How do I report a bug or suggest improvement to the FTP Power Zones?

Email hi@3tej.com with the URL of this page and a description of what you saw vs expected. We typically respond within 72 hours.

Can I share results from the FTP Power Zones?

Take a screenshot or copy the output. The page doesn't generate shareable URLs for specific calculations - inputs stay in your browser only.

Why are the results different from another ftp power zones tool?

Most likely: different formula assumptions, different default values, different rounding rules, or different applicable rates. Check the methodology if both tools document it. Both can be valid for different scenarios.

How accurate is the 220-age formula?

Within about ±10 bpm for most adults. For people over 40, the Tanaka formula (208 - 0.7 x age) is closer to actual lab-measured HRmax. The only way to know your true HRmax is a maximal effort test - sprint until exhaustion.

Should I train mostly hard or mostly easy?

Mostly easy. Elite endurance athletes spend 70-80% of training time in zones 1-2. The polarized model (mostly easy + a small dose of very hard) consistently beats the threshold-heavy approach for long-term improvement.

How often should I retest my 1RM?

Every 6-8 weeks at most. True 1RM attempts are stressful and require taper. Most periodized programs use 3-5RM as a working number and recompute 1RM via the Epley or Brzycki formula.

What is heart rate variability (HRV) and why does it matter?

HRV is the variation in time between heartbeats. Higher HRV indicates better recovery. Track it via Whoop, Oura, Garmin, or Polar. Drops of 10%+ from your baseline often signal under-recovery or illness onset.

How do I know if I'm overtraining?

Signs: elevated resting heart rate, drop in HRV, sleep disruption, persistent fatigue, plateau or regression in performance, increased injuries. Reduce volume 30-50% for 1-2 weeks and monitor.

Heart rate zones and training science

Max heart rate (HRmax) is the upper bound your cardiovascular system can sustain for short bursts. The simplest estimate is the Fox formula: HRmax = 220 - age. Better is the Tanaka formula: HRmax = 208 - 0.7 x age, which is more accurate for adults above 40. Both are population averages with ±10 bpm individual variance.

Training zones (% of HRmax)

Zone% HRmaxEffortUse
1 Recovery50-60%Very easy chat paceActive recovery between sessions
2 Endurance60-70%ConversationalAerobic base; 70-80% of weekly volume should be here
3 Tempo70-80%Comfortably hard, short sentencesLactate threshold work, 30-60 min
4 Threshold80-90%Hard, breathing laboredVO2 max intervals, 3-8 min reps
5 Anaerobic90-100%All outSprints, 20-90 seconds

1RM strength formulas

One-rep max (1RM) is the maximum weight you can lift once. Multiple-rep estimates:

  • Epley: 1RM = weight x (1 + reps / 30)
  • Brzycki: 1RM = weight x 36 / (37 - reps) - more accurate for 1-10 reps
  • Lander: 1RM = weight x 100 / (101.3 - 2.67123 x reps)

Reps above 12 lose accuracy across all formulas.
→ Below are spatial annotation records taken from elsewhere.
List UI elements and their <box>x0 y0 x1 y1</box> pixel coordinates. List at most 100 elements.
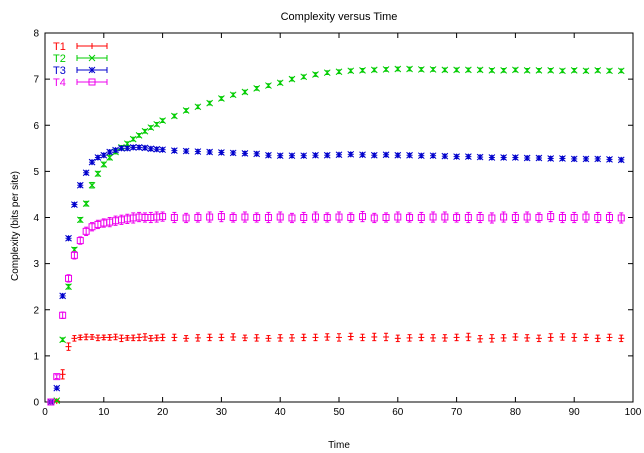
error-bar <box>78 236 83 245</box>
data-point <box>206 213 214 221</box>
data-point <box>182 214 190 222</box>
data-point <box>65 234 72 242</box>
data-point <box>370 214 378 222</box>
data-point <box>123 144 131 152</box>
error-bar <box>301 211 306 224</box>
data-point <box>253 84 261 92</box>
legend-label: T4 <box>53 77 66 89</box>
data-point <box>512 66 519 74</box>
error-bar <box>337 211 341 223</box>
data-point <box>488 335 495 342</box>
data-point <box>559 155 566 162</box>
data-point <box>417 214 425 221</box>
data-point <box>335 68 343 76</box>
data-point <box>241 213 249 221</box>
series-T3 <box>47 144 625 406</box>
legend-label: T1 <box>53 41 66 53</box>
data-point <box>217 213 225 221</box>
error-bar <box>466 211 471 224</box>
x-tick-label: 20 <box>157 407 169 418</box>
data-point <box>300 73 308 81</box>
data-point <box>159 213 167 221</box>
data-point <box>276 79 284 87</box>
data-point <box>53 373 61 381</box>
data-point <box>371 333 378 340</box>
data-point <box>106 154 114 161</box>
data-point <box>53 384 61 392</box>
data-point <box>135 132 143 139</box>
x-tick-label: 90 <box>569 407 581 418</box>
data-point <box>230 333 237 340</box>
data-point <box>129 144 137 151</box>
data-point <box>76 181 84 189</box>
data-point <box>324 333 331 340</box>
data-point <box>359 67 366 74</box>
y-tick-label: 0 <box>33 398 39 409</box>
data-point <box>71 201 78 208</box>
error-bar <box>607 211 612 224</box>
data-point <box>441 152 449 160</box>
y-tick-label: 7 <box>33 75 39 86</box>
data-point <box>100 151 108 159</box>
data-point <box>406 214 414 221</box>
error-bar <box>501 211 506 223</box>
data-point <box>300 214 308 221</box>
data-point <box>476 214 484 221</box>
error-bar <box>131 212 136 224</box>
data-point <box>382 151 390 159</box>
data-point <box>582 67 590 75</box>
data-point <box>511 214 519 221</box>
y-tick-label: 1 <box>33 351 39 362</box>
data-point <box>606 156 613 163</box>
x-tick-label: 60 <box>392 407 404 418</box>
data-point <box>59 311 67 319</box>
error-bar <box>72 251 77 260</box>
error-bar <box>583 211 588 223</box>
data-point <box>276 213 284 221</box>
data-point <box>147 145 155 153</box>
data-point <box>147 124 155 131</box>
error-bar <box>431 211 436 223</box>
data-point <box>359 213 367 221</box>
data-point <box>512 333 519 340</box>
data-point <box>347 214 355 221</box>
legend-marker <box>88 54 96 62</box>
data-point <box>253 334 260 341</box>
data-point <box>277 334 284 341</box>
data-point <box>106 334 113 341</box>
x-tick-label: 30 <box>216 407 228 418</box>
data-point <box>523 154 531 162</box>
data-point <box>59 292 66 300</box>
data-point <box>335 213 343 221</box>
data-point <box>323 151 331 159</box>
data-point <box>265 335 272 342</box>
data-point <box>288 75 296 83</box>
error-bar <box>242 211 247 223</box>
data-point <box>570 155 578 163</box>
error-bar <box>266 211 271 224</box>
data-point <box>606 67 613 75</box>
error-bar <box>419 211 424 224</box>
data-point <box>218 149 225 156</box>
data-point <box>559 333 566 340</box>
data-point <box>94 170 102 178</box>
data-point <box>570 67 578 74</box>
data-point <box>82 200 90 208</box>
data-point <box>47 398 55 406</box>
data-point <box>323 69 331 77</box>
data-point <box>559 67 566 75</box>
data-point <box>118 335 125 342</box>
data-point <box>153 145 161 153</box>
data-point <box>453 66 460 74</box>
error-bar <box>478 211 483 224</box>
data-point <box>76 237 84 245</box>
data-point <box>570 214 578 221</box>
data-point <box>347 67 355 75</box>
data-point <box>106 148 114 156</box>
data-point <box>112 146 119 154</box>
data-point <box>229 149 237 157</box>
error-bar <box>395 211 400 223</box>
data-point <box>394 213 402 221</box>
data-point <box>59 336 66 344</box>
data-point <box>453 153 460 160</box>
For periodized training, use 5-rep max (5RM) as a working metric and recompute every 6-8 weeks.

Pace, distance, time triangle

Endurance training revolves around three numbers - any two give the third:

  • Pace = Time / Distance
  • Time = Pace x Distance
  • Distance = Time / Pace

Common race times and required paces (km):

EventSub-eliteRecreationalBeginner
5K20:00 (4:00/km)30:00 (6:00/km)40:00 (8:00/km)
10K42:00 (4:12/km)60:00 (6:00/km)80:00 (8:00/km)
Half marathon1:35 (4:30/km)2:15 (6:24/km)3:00 (8:32/km)
Marathon3:30 (4:58/km)4:30 (6:24/km)5:30 (7:49/km)

VO2 max ranges (ml/kg/min)

AgeElite men/womenAverage men/womenSedentary men/women
20s75 / 6544 / 38<35 / <30
30s70 / 6042 / 36<33 / <28
40s65 / 5539 / 33<31 / <26
50s60 / 5036 / 31<28 / <24
60s55 / 4533 / 28<26 / <22

The formula explained

This calculator uses the following formula:

Each zone = FTP × percentage range

The reason this formula works is rooted in the underlying physics, finance, or biology of the problem. Behind every calculator is a published, peer-reviewed equation or a widely accepted convention. We do not invent formulas; we apply standard ones from textbooks, government tables, professional bodies, and academic literature.

If you are curious about the math, the simplest way to verify is to plug in two known numbers and compare against a known result. The calculator should match published examples to within rounding precision.